Skeletal muscle has been recognized as an endocrine organ, and muscle cell cultures express several cytokines with potential hormonal effects (Akerstrom et al., 2005). Contracting muscle fibers produce and release IL-6, and plasma levels of this cytokine are markedly elevated in response to physical exercise (Keller et al., 2005). Increased plasma IL-6 is observed after intense, prolonged exercise (Haddad et al., 2005; Rosendal et al., 2005).

It is well known that IL-6 stimulates the production of IL-1ra, which binds to and blocks the IL-1 receptor, thus exerting strong anti-inflammatory effects. With exercise, peak IL-1ra is found 1-2 h after the peak of IL-6. From this, it is assumed that the level of IL-1ra reflects the production of IL-6 (Ronsen et al., 2002). In our study, insignificant increases in IL-6 levels in moderate and strenuous exercise groups may be due to limited number of animals in control and exercise groups or the training protocols we used. However, our findings indicate that IL-6 production may not correlate with the duration of chronic running exercise because the elevation of IL-6 in the strenuous exercise group was less than the moderate exercise group (Figure 1). We found that serum IL-1ra level slightly increased in both exercise groups and this result was not correlated to non-significant increase in serum IL-6 level in these exercise groups. The elevation of IL-6 level may be related to duration of exercise. It was demonstrated that there was a negative correlation between serum IL-6 concentration and running time and positive correlation between plasma IL-6 concentration and running intensity (Ostrowski et al., 2000).

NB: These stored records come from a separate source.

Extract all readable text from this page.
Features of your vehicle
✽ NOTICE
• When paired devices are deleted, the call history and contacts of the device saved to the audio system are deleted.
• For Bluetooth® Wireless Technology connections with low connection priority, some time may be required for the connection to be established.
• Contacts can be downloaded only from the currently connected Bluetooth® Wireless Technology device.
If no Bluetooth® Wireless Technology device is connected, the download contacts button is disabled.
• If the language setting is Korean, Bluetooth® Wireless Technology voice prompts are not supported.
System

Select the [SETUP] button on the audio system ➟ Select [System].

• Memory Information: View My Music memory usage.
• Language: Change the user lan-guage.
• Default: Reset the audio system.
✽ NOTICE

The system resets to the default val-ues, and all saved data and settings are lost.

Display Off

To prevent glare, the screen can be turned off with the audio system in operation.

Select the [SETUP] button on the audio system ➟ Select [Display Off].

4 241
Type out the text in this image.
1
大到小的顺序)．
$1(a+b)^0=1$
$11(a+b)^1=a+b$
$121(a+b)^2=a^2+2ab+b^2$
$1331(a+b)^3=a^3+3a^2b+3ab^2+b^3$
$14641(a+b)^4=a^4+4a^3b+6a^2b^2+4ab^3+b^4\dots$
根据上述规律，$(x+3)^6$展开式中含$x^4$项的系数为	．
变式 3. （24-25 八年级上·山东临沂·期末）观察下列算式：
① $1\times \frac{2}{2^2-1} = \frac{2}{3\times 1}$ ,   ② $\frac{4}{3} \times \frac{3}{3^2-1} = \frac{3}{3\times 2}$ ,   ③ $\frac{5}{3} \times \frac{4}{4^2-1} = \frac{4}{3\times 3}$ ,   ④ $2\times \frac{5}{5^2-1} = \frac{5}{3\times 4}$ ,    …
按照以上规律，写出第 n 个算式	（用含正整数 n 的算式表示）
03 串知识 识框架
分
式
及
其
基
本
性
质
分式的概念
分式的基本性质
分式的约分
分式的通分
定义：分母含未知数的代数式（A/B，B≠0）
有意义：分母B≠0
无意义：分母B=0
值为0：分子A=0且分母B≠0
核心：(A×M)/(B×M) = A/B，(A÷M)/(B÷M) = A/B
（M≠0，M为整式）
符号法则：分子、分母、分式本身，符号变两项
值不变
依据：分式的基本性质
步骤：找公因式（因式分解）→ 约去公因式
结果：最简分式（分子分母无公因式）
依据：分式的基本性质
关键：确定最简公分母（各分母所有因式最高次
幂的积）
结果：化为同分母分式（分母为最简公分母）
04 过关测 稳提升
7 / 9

Based on our present data and the literature, one could speculate that a single bout of strenuous exercise increases IL-17 production. This cytokine activates macrophages and fibroblasts, secretion of cytokines and stromal cells, including their expression of intercellular adhesion molecule-1 (ICAM-1), and secretion of cytokines (IL-6, IL-8, IL-11), granulocyte-colony stimulating factor [G-CSF]), prostaglandin E2, and nitric oxide (Borish et al. 2003; Sigal, 2004). MPO activity is another marker of neutrophil activation. It is a catalyzing enzyme that metabolizes superoxide radicals produced during neutrophil activation (Dularay et al., 1990). It has been speculated that IL-17 can activate neutrophils in association with their recruitment into the airways in vivo (Hoshino et al., 2000). However, similar activation of MPO by IL-17 for the skeletal muscle is not known. In our study, in contrast to plasma IL-6 level, tendencies of increases in serum IL-1ra and IL-17 are parallel to the duration of treadmill exercise. Increase in MPO levels of gastrocnemius muscle of rats especially in strenuous exercise group may also be related to the duration of running exercise. In the whole blood or plasma, biochemical markers strictly correlated with MPO activity may help to determine tissue damage in skeletal muscle of human. From our results, serum or plasma IL-17 level may be a useful biochemical marker to determine acute exercise-induced inflammation in skeletal muscles of trained animals or human subjects. However, we did not show any significant correlation between serum IL-17 level and muscle MPO activity because of limited number of rats in our experimental groups.

• A single bout of acute strenuous running exercise markedly elevated IL-17 production.
• This preliminary result should be supported by forthcoming studies that investigate the role of IL-17 in acute inflammatory process of skeletal muscle.